Why Enterprises Need Adaptive AI to Stay Agile. Commentary by Kanti Prabha, President and Co-founder of Sirion

“There’s no denying the fact that artificial intelligence (AI) is and will continue to change the way businesses operate; and by extension, the way we work. ChatGPT and similar generative AI tools have captured the public imagination and we are already seeing how quickly it is being assimilated into the flow of work – whether it is for graphic design or coding. While breakthroughs like the ones we are seeing with large language models (LLMs) look and feel revolutionary, it is just another evolutionary step for AI. Even before the advent of ChatGPT, IBM’s Global AI Adoption Index 2022 had revealed that 35% of companies were using AI in their business, and an additional 42% reported they were exploring AI. But here’s the catch: machine learning (ML) models – the foundational blocks of LLMs – are difficult to deploy and developers take anywhere between 3 months to a year to get them into production.”

“When we are thinking of deploying AI – generative or otherwise – within the context of enterprise contract lifecycle management (CLM), time is of the essence. Legal, procurement, sales, finance or CXOs don’t have the luxury of time when they need to respond to risk, regulatory, or any other event that affects business. That’s why the right CLM solution will essentially need to be underpinned by adaptive AI, which dynamically adjusts its algorithms and decision-making processes in response to changes in input data or operating context. Such data may be represented by changes in company policy or alternative negotiation strategies, new regulations, counterparty performance signals, or even triggers such as Black Swan events (think COVID-19 or the war in Ukraine). By learning from these changes in real-time, the AI system can offer deeply contextualized insights during contract authoring and negotiations on the fly – an absolute essential for driving business agility.”

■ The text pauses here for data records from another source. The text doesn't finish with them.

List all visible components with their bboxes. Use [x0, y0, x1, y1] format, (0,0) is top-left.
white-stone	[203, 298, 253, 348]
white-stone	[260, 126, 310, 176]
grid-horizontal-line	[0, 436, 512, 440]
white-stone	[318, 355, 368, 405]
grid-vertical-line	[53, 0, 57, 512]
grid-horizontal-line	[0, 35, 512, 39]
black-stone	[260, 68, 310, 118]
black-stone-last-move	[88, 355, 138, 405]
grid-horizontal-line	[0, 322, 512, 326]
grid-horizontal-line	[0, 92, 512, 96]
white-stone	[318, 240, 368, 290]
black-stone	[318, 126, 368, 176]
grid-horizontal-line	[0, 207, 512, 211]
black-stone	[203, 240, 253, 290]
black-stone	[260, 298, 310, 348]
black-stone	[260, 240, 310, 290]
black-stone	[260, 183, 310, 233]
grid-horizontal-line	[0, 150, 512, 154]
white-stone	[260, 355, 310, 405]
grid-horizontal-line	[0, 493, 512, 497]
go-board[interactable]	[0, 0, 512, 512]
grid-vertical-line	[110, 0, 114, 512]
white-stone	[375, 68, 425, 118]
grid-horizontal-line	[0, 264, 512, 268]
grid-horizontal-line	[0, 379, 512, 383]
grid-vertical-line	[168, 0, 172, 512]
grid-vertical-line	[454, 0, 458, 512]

Reaction to Salesforce’s generative AI offerings. Commentary by Jerry Levine, Chief Evangelist and General Counsel at ContractPodAi

“The Salesforce announcement makes clear that generative AI is more like a ‘Dot Com Boom’ than a ‘Crypto Bust.’ For companies that are hesitant to use generative AI technology, the general trust of Salesforce as a platform, combined with their “trust layer,” will appear to be a positive step for protecting intellectual property and customer usage. We already know – and OpenAI, Google, and others are very clear about this – that the public models that folks are touching are being used for training and can learn from what’s being input. That works for casual users as they attempt to learn about the basics of these tools, but this doesn’t work for business records, legal usage, medical analysis, and any other use case which needs to be secure and private. Any business offering generative AI capabilities for the enterprise should make it clear the method by which they’re applying the generative AI tools, the manner in which they’re restricting and managing the AI, and the way that they’re securing user data to ensure data is secure, private, and intelligently managed.”